Intanto erano giunti innanzi alla porta di casa Villareale. Alberto, per quanto avesse dapprima negato, moriva di voglia, come ognuno capisce, di veder Clara; si fece pregare un altro po’ dal Ferreri, poi salì risoluto le scale.
Non era nell’animo suo ombra di rancore verso Clara; anzi più che della pena provata da lui, si doleva in cuor suo del rammarico che Clara anch’ella aveva dovuto provare. E sperava che glielo avrebbe dimostrato questo rammarico, con un sorriso, con un’occhiata, con una di quelle strette di mano che dicono più di qualunque parola.

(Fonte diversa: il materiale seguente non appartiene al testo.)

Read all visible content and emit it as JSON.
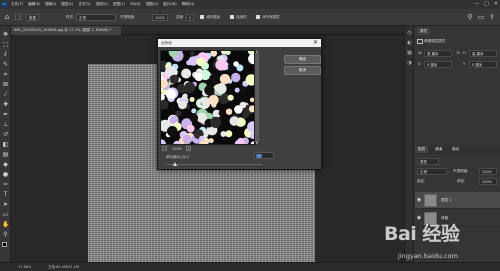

Quando entrò con Alfredo nel salottino della Marchesa v’erano già Claudio Piccardi, il conte Olivares e due o tre altri individui di sesso mascolino, solite comparse delle quali non giova neppure ricordare il nome. Clara, seduta sopra un sofà vicino al caminetto, seguitava col diplomatico una conversazione animatissima sulla Germania, che l’Olivares conosceva bene e dove Clara aveva, prima del suo matrimonio, dimorato qualche tempo. Alberto le s’accostò e le stese la mano.
— Buona sera, Marchesa.
— Buona sera, Valmarana.
Non battè palpebra. Alberto che aspettava lo sguardo, il sorriso, la stretta di mano, fu deluso compiutamente nella sua aspettativa.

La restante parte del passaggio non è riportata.